Facebook and Amazon, however, are leading a rout in tech shares, possibly due to “concern about the impact of Trump’s policies on trade overseas, where U.S. technology companies thrive.”
The rally in U.S. stocks faltered after the Dow Jones Industrial Average rose to an all-time high, as investors speculated on the industries and companies that stand to benefit from Donald Trump’s surprise election victory.
Banks and health-care shares surged on bets a Trump administration will roll back regulatory scrutiny of the industries. Industrial shares rallied as the Republican plans to boost infrastructure spending. Tech shares plummeted, with losses mushrooming in the biggest names. Utility and real-estate stocks tumbled as a rout in bonds pushed the 10-year yield higher, damping demand for the shares’ relatively high dividend payouts.
“People are going through the possibilities about what Washington looks like today and what Washington can do or not do for them,” said John Manley, who helps oversee about $233 billion as chief equity strategist for Wells Fargo Funds Management in New York. “Corporations feel there’s a less restrictive hand. People may take that as a positive. It’s the end of the uncertainty.”
The Dow rose 125.25 points, or 0.7 percent, to 18,712.25 at 11:28 a.m. in New York, slipping from a trip above its Aug. 15 record. The Nasdaq 100 Index plunged 2 percent. The S&P 500 Index fell 0.2 percent to 2,160.03, erasing an advance that reached 0.9 percent. The small-cap Russell 2000 Index jumped 1.4 percent and is up 4.6 percent since Trump’s election.

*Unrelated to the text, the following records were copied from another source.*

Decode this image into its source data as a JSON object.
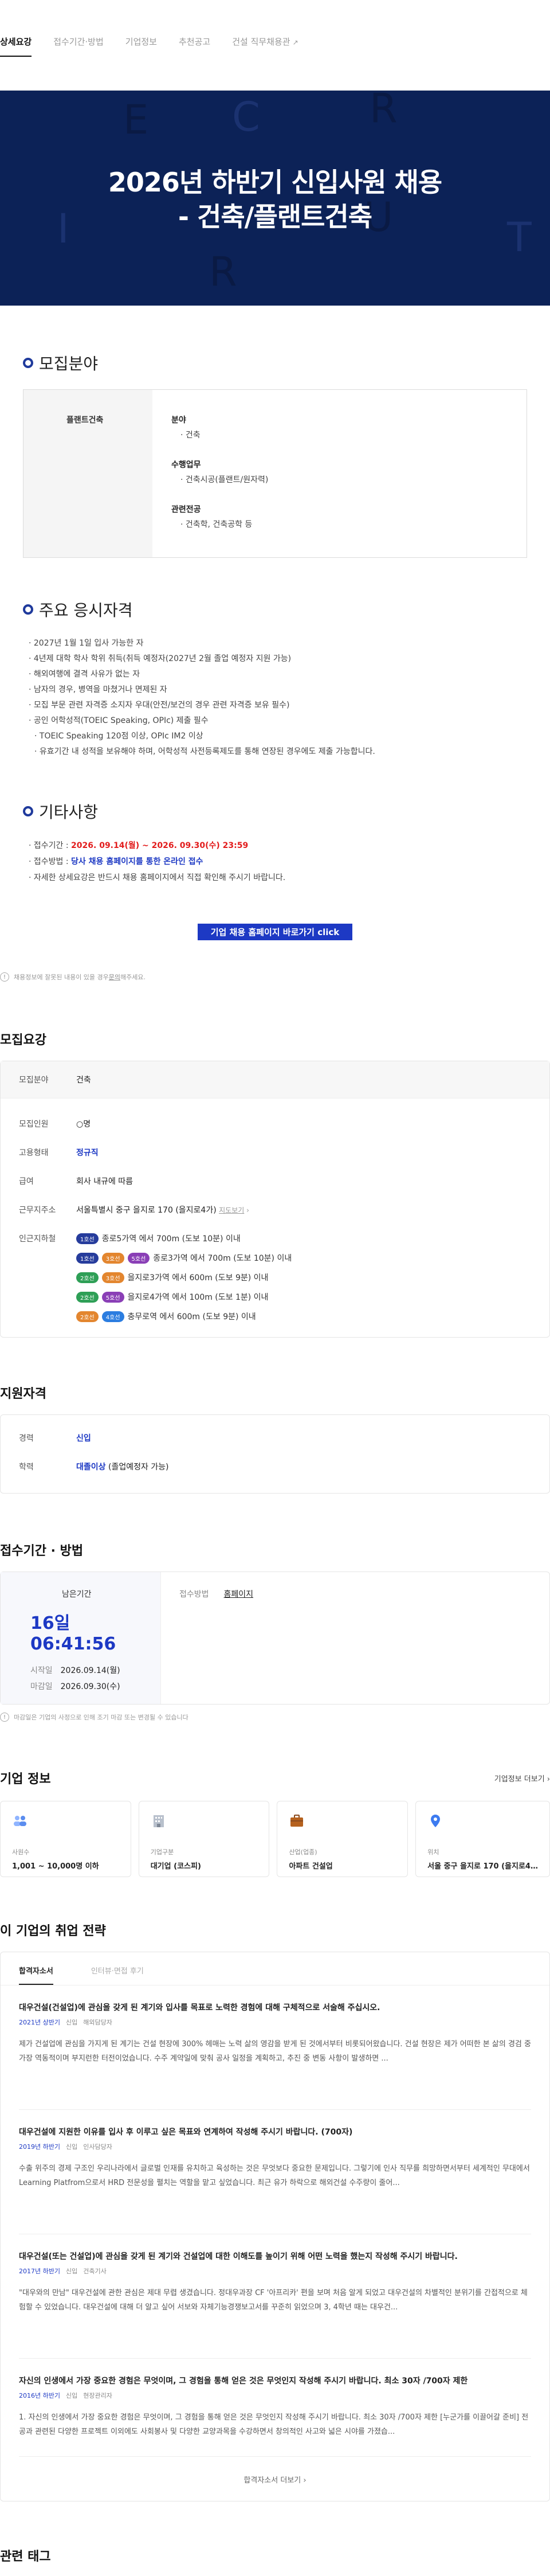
{
  "tabs": [
    "상세요강",
    "접수기간·방법",
    "기업정보",
    "추천공고",
    "건설 직무채용관"
  ],
  "hero": {
    "title_line1": "2026년 하반기 신입사원 채용",
    "title_line2": "- 건축/플랜트건축",
    "deco_letters": [
      "E",
      "R",
      "C",
      "I",
      "T",
      "U",
      "R",
      "T"
    ]
  },
  "recruit_field": {
    "title": "모집분야",
    "name": "플랜트건축",
    "labels": [
      "분야",
      "수행업무",
      "관련전공"
    ],
    "values": [
      "· 건축",
      "· 건축시공(플랜트/원자력)",
      "· 건축학, 건축공학 등"
    ]
  },
  "qualifications": {
    "title": "주요 응시자격",
    "items": [
      "· 2027년 1월 1일 입사 가능한 자",
      "· 4년제 대학 학사 학위 취득(취득 예정자(2027년 2월 졸업 예정자 지원 가능)",
      "· 해외여행에 결격 사유가 없는 자",
      "· 남자의 경우, 병역을 마쳤거나 면제된 자",
      "· 모집 부문 관련 자격증 소지자 우대(안전/보건의 경우 관련 자격증 보유 필수)",
      "· 공인 어학성적(TOEIC Speaking, OPIc) 제출 필수",
      "  · TOEIC Speaking 120점 이상, OPIc IM2 이상",
      "  · 유효기간 내 성적을 보유해야 하며, 어학성적 사전등록제도를 통해 연장된 경우에도 제출 가능합니다."
    ]
  },
  "etc": {
    "title": "기타사항",
    "period_label": "· 접수기간 : ",
    "period_value": "2026. 09.14(월) ~ 2026. 09.30(수) 23:59",
    "method_label": "· 접수방법 : ",
    "method_value": "당사 채용 홈페이지를 통한 온라인 접수",
    "note": "· 자세한 상세요강은 반드시 채용 홈페이지에서 직접 확인해 주시기 바랍니다.",
    "button": "기업 채용 홈페이지 바로가기 click"
  },
  "report_notice": {
    "text": "채용정보에 잘못된 내용이 있을 경우 ",
    "link": "문의",
    "tail": "해주세요."
  },
  "summary": {
    "title": "모집요강",
    "field_label": "모집분야",
    "field_value": "건축",
    "count_label": "모집인원",
    "count_value": "○명",
    "type_label": "고용형태",
    "type_value": "정규직",
    "salary_label": "급여",
    "salary_value": "회사 내규에 따름",
    "addr_label": "근무지주소",
    "addr_value": "서울특별시 중구 을지로 170 (을지로4가)",
    "map_link": "지도보기",
    "subway_label": "인근지하철",
    "subways": [
      {
        "badges": [
          {
            "t": "1호선",
            "c": "b1"
          }
        ],
        "text": "종로5가역 에서 700m (도보 10분) 이내"
      },
      {
        "badges": [
          {
            "t": "1호선",
            "c": "b1"
          },
          {
            "t": "3호선",
            "c": "b3"
          },
          {
            "t": "5호선",
            "c": "b5a"
          }
        ],
        "text": "종로3가역 에서 700m (도보 10분) 이내"
      },
      {
        "badges": [
          {
            "t": "2호선",
            "c": "b4"
          },
          {
            "t": "3호선",
            "c": "b3"
          }
        ],
        "text": "을지로3가역 에서 600m (도보 9분) 이내"
      },
      {
        "badges": [
          {
            "t": "2호선",
            "c": "b4"
          },
          {
            "t": "5호선",
            "c": "b5a"
          }
        ],
        "text": "을지로4가역 에서 100m (도보 1분) 이내"
      },
      {
        "badges": [
          {
            "t": "2호선",
            "c": "b3"
          },
          {
            "t": "4호선",
            "c": "bsin"
          }
        ],
        "text": "충무로역 에서 600m (도보 9분) 이내"
      }
    ]
  },
  "qualify": {
    "title": "지원자격",
    "career_label": "경력",
    "career_value": "신입",
    "edu_label": "학력",
    "edu_value": "대졸이상",
    "edu_extra": " (졸업예정자 가능)"
  },
  "apply": {
    "title": "접수기간 · 방법",
    "remain_label": "남은기간",
    "remain_value": "16일 06:41:56",
    "start_label": "시작일",
    "start_value": "2026.09.14(월)",
    "end_label": "마감일",
    "end_value": "2026.09.30(수)",
    "method_label": "접수방법",
    "method_value": "홈페이지",
    "notice": "마감일은 기업의 사정으로 인해 조기 마감 또는 변경될 수 있습니다"
  },
  "company": {
    "title": "기업 정보",
    "more": "기업정보 더보기",
    "cards": [
      {
        "label": "사원수",
        "value": "1,001 ~ 10,000명 이하",
        "icon": "people-icon"
      },
      {
        "label": "기업구분",
        "value": "대기업 (코스피)",
        "icon": "building-icon"
      },
      {
        "label": "산업(업종)",
        "value": "아파트 건설업",
        "icon": "briefcase-icon"
      },
      {
        "label": "위치",
        "value": "서울 중구 을지로 170 (을지로4…",
        "icon": "location-icon"
      }
    ]
  },
  "strategy": {
    "title": "이 기업의 취업 전략",
    "tabs": [
      "합격자소서",
      "인터뷰·면접 후기"
    ],
    "items": [
      {
        "q": "대우건설(건설업)에 관심을 갖게 된 계기와 입사를 목표로 노력한 경험에 대해 구체적으로 서술해 주십시오.",
        "y": "2021년 상반기",
        "m": [
          "신입",
          "해외담당자"
        ],
        "b": "제가 건설업에 관심을 가지게 된 계기는 건설 현장에 300% 헤매는 노력 삶의 영감을 받게 된 것에서부터 비롯되어왔습니다. 건설 현장은 제가 어떠한 본 삶의 경검 중 가장 역동적이며 부지런한 터전이었습니다. 수주 계약일에 맞춰 공사 일정을 계획하고, 추진 중 변동 사항이 발생하면 ..."
      },
      {
        "q": "대우건설에 지원한 이유를 입사 후 이루고 싶은 목표와 연계하여 작성해 주시기 바랍니다. (700자)",
        "y": "2019년 하반기",
        "m": [
          "신입",
          "인사담당자"
        ],
        "b": "수출 위주의 경제 구조인 우리나라에서 글로벌 인재를 유치하고 육성하는 것은 무엇보다 중요한 문제입니다. 그렇기에 인사 직무를 희망하면서부터 세계적인 무대에서 Learning Platfrom으로서 HRD 전문성을 펼치는 역할을 맡고 싶었습니다. 최근 유가 하락으로 해외건설 수주량이 줄어..."
      },
      {
        "q": "대우건설(또는 건설업)에 관심을 갖게 된 계기와 건설업에 대한 이해도를 높이기 위해 어떤 노력을 했는지 작성해 주시기 바랍니다.",
        "y": "2017년 하반기",
        "m": [
          "신입",
          "건축기사"
        ],
        "b": "\"대우와의 만남\" 대우건설에 관한 관심은 제대 무렵 생겼습니다. 정대우과장 CF '아프리카' 편을 보며 처음 알게 되었고 대우건설의 차별적인 분위기를 간접적으로 체험할 수 있었습니다. 대우건설에 대해 더 알고 싶어 서보와 자체기능경쟁보고서를 꾸준히 읽었으며 3, 4학년 때는 대우건..."
      },
      {
        "q": "자신의 인생에서 가장 중요한 경험은 무엇이며, 그 경험을 통해 얻은 것은 무엇인지 작성해 주시기 바랍니다. 최소 30자 /700자 제한",
        "y": "2016년 하반기",
        "m": [
          "신입",
          "현장관리자"
        ],
        "b": "1. 자신의 인생에서 가장 중요한 경험은 무엇이며, 그 경험을 통해 얻은 것은 무엇인지 작성해 주시기 바랍니다. 최소 30자 /700자 제한 [누군가를 이끌어갈 준비] 전공과 관련된 다양한 프로젝트 이외에도 사회봉사 및 다양한 교양과목을 수강하면서 창의적인 사고와 넓은 시야를 가졌습..."
      }
    ],
    "more": "합격자소서 더보기"
  },
  "tags_title": "관련 태그"
}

Amazon.com Inc. sank 5.2 percent to lead the rout in technology. JPMorgan Chase & Co. jumped 3.6 percent and Goldman Sachs Group Inc. climbed 2.9 percent. Drugmakers advanced, led by Pfizer Inc.’s 2.9 percent rally. Boeing Co. adding 2.7 percent. Procter & Gamble Co. plunged 4 percent.
Financial and health-care industries have surged since Trump’s surprise win on Tuesday, rallying on expectations that the president-elect and Republican-controlled Congress will roll back regulations. Trump’s promise to revive American infrastructure means commodities used to build everything from airports to bridges will benefit under his presidency, according to Goldman Sachs Group Inc.
“Yields are moving their way higher, that’s good for banks,” said Art Hogan, chief market strategist and director of research for Wunderlich Securities in Boston. “If there’s going to be a friendlier regulatory environment that’s going to be good for banks. That’s the tailwind behind financials we haven’t seen for a long time.”